An article published by The Guardian 10th February reports that in at least three Police Force Areas some newsagents have been contacted regarding sales of the Charlie Hebdo magazine published in the immediate aftermath of the murders in Paris - see earlier post Charlie Hebdo - Freedom of Expression.  Officers in Wiltshire, Wales and Cheshire have approached retailers of the magazine, it has emerged, as concerns grew about why police were attempting to trace UK-based readers of the French satirical magazine.

The article indicates that there was some form of intelligence sharing within the Police Service following "an assessment of potentially vulnerable communities."  The article also states that, in Presteigne (Wales), the wife of a newsagent was questioned for 30 minutes by a detective and a PCSO and that the questioners sought information (reportedly not revealed) as to who had purchased the magazines.   "A Dyfed-Powys police spokeswoman declined to say why officers sought the names of Charlie Hebdo readers but said: “Following the recent terrorism incidents, Dyfed Powys police have been undertaking an assessment of community tensions across the force area.  Visits were made to newsagents who were maybe distributing the Charlie Hebdo magazine to encourage the newsagent owners to be vigilant. We can confirm the visits were only made to enhance public safety and to provide community reassurance.”

It is unclear whether the Police were concerned with the possibility of "hate crime" about which I posted back in January 2012.  The Crown Prosecution Service publishes on its website a considerable number of items relating to "hate crime" and this page is of particular interest from which the following is extracted:

"Racist and religious crime

We regard a racist or religiously motivated incident as:

Any incident which is perceived to be racist or religiously motivated by the victim or any other person.
An offence is racially or religiously aggravated if:
  • at the time of committing the offence, or immediately before or after doing so, the offender demonstrates towards the victim of the offence hostility based on the victim's membership (or presumed membership) of a racial or religious group; or
  • the offence is motivated (wholly or partly) by hostility towards members of a racial or religious group based on their membership of that group.
Certain offences, including assault, harassment, criminal damage and public order offences, can be prosecuted specifically as racially or religiously-aggravated offences.

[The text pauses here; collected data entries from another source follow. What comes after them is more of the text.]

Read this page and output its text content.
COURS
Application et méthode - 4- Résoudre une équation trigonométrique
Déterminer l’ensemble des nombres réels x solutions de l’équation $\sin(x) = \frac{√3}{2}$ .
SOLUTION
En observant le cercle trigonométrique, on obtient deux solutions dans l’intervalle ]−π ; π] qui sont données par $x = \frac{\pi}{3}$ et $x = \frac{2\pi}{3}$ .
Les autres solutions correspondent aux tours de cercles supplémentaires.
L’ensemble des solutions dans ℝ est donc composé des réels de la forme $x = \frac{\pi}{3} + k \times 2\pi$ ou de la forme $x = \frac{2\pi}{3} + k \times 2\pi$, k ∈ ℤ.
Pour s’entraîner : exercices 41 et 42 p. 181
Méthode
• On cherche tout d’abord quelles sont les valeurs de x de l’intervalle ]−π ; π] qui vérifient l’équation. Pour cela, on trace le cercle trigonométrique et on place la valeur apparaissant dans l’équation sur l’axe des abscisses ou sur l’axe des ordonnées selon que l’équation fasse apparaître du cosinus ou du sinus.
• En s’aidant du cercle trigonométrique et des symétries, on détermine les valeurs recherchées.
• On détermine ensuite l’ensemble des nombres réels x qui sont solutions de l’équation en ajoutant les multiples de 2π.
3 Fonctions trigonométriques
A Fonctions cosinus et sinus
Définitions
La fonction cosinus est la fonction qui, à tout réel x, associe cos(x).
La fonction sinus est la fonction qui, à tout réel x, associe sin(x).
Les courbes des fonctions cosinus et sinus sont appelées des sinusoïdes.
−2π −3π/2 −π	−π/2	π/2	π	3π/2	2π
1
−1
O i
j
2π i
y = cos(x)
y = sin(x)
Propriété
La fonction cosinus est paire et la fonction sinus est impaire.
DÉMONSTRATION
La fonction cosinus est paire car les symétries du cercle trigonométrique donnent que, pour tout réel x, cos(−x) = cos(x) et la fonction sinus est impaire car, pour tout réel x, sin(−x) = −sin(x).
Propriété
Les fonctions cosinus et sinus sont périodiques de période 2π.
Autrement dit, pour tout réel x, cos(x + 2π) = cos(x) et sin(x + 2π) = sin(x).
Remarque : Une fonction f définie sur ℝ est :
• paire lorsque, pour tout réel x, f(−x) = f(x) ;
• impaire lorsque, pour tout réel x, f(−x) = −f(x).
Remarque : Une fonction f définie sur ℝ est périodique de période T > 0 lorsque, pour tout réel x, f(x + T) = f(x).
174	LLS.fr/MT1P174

With any other offence where there is evidence of racial or religious aggravation, the defendant faces a harsher sentence than if he or she were found guilty of a non-racial or religious crime.

Further information relating to racist and religious crime is available on this website in the Prosecution Policy and Guidance/Other Guidance/Racist and Religious Crime section."

What might have happened had a newsagent provided a list of customers?  One possibility is that the individuals might have had a visit from the Police and a "talking to" about possible "hate crime."  (It would not be a first time).  Another possibility is that the individuals might have been put under some form of surveillance in case they stepped out of line in some way.  

For my part, I do not like Charlie Hebdo and I have not and do not read it.  Many of its cartoons were (and maybe still are), to say the least, tasteless and insensitive.  Nevertheless, freedom of expression is a very vital right in a democracy.  It is NOT an absolute right but restrictions to it must be clearly justifiable on one of the grounds in the European Convention on Human Rights and such restrictions must be properly defined in law.  The terrible Charlie Hebdo events in Paris were major news and the publication of a special edition in the days following the murders was understandable.  It was also understandable that a lot of individuals might wish to obtain a copy of that edition.  In a free society, that should not make them either a criminal or even a potential suspect.